Because of the wide variety of product types this month, it was very difficult to pick a Best Buy and a single Recommended one. Thus, the Best Buy is based not on product type but on overall value. However, across product types we have designated several Recommended products. That means that for a given product type there will be one that is recommended.
Additionally, we have a First Look this month that I think you will find fascinating. I have been hearing about this company and its products for a while and I finally have been able to schedule them into a First Look. They have a unique approach to managing malware and, while I have seen elements of their approach in many products, this is the most complete so far.
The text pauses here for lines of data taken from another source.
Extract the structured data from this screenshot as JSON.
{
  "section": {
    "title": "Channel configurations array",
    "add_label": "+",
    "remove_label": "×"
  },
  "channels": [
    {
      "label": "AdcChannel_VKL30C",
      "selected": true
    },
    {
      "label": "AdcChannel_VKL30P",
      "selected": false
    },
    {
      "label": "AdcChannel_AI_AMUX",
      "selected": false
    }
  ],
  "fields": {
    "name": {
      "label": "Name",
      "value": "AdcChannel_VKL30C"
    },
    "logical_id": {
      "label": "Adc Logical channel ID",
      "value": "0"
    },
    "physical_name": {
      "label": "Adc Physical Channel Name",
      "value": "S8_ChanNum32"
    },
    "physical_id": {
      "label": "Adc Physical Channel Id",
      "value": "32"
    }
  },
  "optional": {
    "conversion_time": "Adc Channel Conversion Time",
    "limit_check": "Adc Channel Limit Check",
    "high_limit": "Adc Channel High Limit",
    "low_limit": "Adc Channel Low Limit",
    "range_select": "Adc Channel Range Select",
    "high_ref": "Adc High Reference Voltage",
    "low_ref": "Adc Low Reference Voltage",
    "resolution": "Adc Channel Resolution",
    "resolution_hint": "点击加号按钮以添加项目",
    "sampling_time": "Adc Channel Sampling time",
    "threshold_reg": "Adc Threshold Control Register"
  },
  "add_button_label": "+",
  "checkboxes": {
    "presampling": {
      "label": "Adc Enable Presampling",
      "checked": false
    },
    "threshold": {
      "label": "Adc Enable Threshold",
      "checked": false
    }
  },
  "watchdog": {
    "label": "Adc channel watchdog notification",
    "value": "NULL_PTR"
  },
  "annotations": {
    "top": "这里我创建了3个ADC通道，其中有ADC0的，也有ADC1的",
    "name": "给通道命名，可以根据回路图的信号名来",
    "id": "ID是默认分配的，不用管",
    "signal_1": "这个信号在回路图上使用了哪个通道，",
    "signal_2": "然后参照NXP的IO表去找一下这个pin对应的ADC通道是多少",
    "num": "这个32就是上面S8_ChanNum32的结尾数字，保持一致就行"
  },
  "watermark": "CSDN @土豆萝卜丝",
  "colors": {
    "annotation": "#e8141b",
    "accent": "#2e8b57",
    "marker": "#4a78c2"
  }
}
Overall, this is a banner month and it did serve to remind me of the fine work our SC Lab team does every issue. When you have been working in the field for as long as I have, you sometimes get away from the day-to-day testing and evaluating products in the lab. That said, getting away from the management and editing and digging into the trenches is rewarding and fun. I recommend for my colleagues reading this that, if you can make the time – we all are snowed under with work these days – try it. You'll pick up on things you may not have thought about for some time.
Years ago, when I was writing my first book, I asked Byte columnist and noted science fiction author Jerry Pournelle if he liked writing. His response was that he liked having written. For what may be somewhat diverse reasons, I agreed this month and I trust that you will enjoy reading this as much as I enjoyed writing it.